We The Pretty Stars (Court High 4)
“How are you holding up, Paige?”
I opened my eyes, unable to fucking breathe. Pressing my hand to the office’s window, I stared outside. People were across the street in a park, people together and just chillin’. One couple pushed a baby in a stroller. They were together, not thinking about anyone else or fucking drama.
“Paige… I’m sorry. I just can’t do this anymore. It’s… It’s not right.”
“Paige?”
My lashes flashed, and I turned, my breath stolen away again. Lena stared at me, expectant. She told me to call her that. Not my counselor anymore since freshman year.
“What?” I asked, bracing my arms. She’d said something to me.
The woman’s smile was slight, her eyes always warm as she lounged back against her desk. “I asked how you’d been holding up. You came to see me. Gosh, it’s been years.”
It had been years, enough for me to notice. I should have come to her sooner. I should have come to her before things got so deep.
But that’s not why you’re here now.
The reason was stupid, incredibly, and I realized that the moment Lena left her desk and approached. I couldn’t look at her directly in the eye, so close to someone else’s…
“I’m sorry.” I really was dumb, and I left, needing to breathe. I needed to get out of there.
Why can’t I just let go?
I didn’t want to, anger and fury filling me. The betrayal was suffocating, my own damn fucking fault. I should have known that’s where this would go. I wasn’t worth it to anyone.

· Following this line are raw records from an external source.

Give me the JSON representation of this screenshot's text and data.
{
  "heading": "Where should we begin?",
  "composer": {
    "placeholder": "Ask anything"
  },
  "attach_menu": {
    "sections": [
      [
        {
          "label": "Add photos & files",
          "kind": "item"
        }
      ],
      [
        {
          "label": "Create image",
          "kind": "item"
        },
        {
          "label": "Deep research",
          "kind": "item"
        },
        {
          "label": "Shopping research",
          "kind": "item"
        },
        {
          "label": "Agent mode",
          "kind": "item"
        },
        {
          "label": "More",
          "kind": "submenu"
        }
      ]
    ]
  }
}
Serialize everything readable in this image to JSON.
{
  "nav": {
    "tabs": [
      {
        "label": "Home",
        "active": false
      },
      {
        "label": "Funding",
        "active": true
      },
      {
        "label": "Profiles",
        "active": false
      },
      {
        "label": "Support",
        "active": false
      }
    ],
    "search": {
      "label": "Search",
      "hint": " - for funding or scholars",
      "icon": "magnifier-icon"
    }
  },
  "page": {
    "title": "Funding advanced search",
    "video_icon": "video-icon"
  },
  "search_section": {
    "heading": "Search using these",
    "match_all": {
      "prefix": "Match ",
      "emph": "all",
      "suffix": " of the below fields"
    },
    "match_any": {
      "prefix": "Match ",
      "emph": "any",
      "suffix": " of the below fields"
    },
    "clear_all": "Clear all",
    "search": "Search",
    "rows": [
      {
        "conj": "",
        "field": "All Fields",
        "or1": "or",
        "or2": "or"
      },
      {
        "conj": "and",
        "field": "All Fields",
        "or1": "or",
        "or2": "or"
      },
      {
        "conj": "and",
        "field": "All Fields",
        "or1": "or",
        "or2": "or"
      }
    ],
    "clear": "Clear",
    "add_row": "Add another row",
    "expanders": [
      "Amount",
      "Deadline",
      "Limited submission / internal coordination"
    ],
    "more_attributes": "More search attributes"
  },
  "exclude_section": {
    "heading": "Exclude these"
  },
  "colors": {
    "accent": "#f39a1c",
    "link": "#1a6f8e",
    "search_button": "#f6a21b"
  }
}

I wasn’t worth fighting for.
Certain of that now, I passed Lena and forced myself to let go of a lifeline. I needed to let go, so obsessed I had to see Lena. She’d been my friend, but that’s not why I came to her. I wanted something, selfish for needing only one last look of those eyes. They weren’t mine to look at, to have. That fact had been proven to me, and I had to accept that.
“Paige, wait.”
I clipped my old counselor’s shoulder, Lena, on the way out. Me coming in here like I did, then leaving wasn’t fair to her, but I didn’t fucking care. There’d be no more hurt after I left this room, only pain.
There’d only be revenge.
I slammed the door to the downtown practice, leaving the building as quickly as I’d come. I was so happy I’d come to see Lena in the end. I’d needed a reality check.
I needed one last goodbye to those eyes.
Six
The present
December
I drowned in a sea of images, reality I forced myself to take in. I had to see the truth. I had to experience it, and doing so ripped me apart, each and every image I forced myself to thumb through. I had to see it all, though. I had to be shown the truth, and sometimes, yeah, Royal had to turn those pages for me. Sometimes, he even had to hold me up just for me to see those images, but I was there for every one. I was there for the story.
I was there for this new reality.
He showed me pain. He showed me trauma, and every moment he made sure to remain stronger than me. He soldiered on through my screams, held me through my terror, and told me the story.
No matter how much it broke him too.
He told me there was tearing at one point, physical evidence of forced entry discovered via the autopsy. There were no photos of this, but Dr. Felton had left detailed notes, ones Royal talked about before he allowed me to read the notes myself. He’d been absolutely shaking when he told me about the evidence, and reading on, I understood why.
The vomit came right behind.
It came in a never-ending wave, Royal holding me the whole time while I let it out. I filled probably two trash cans, the tearing noted to be between my sister’s legs when I made it that far in the notes.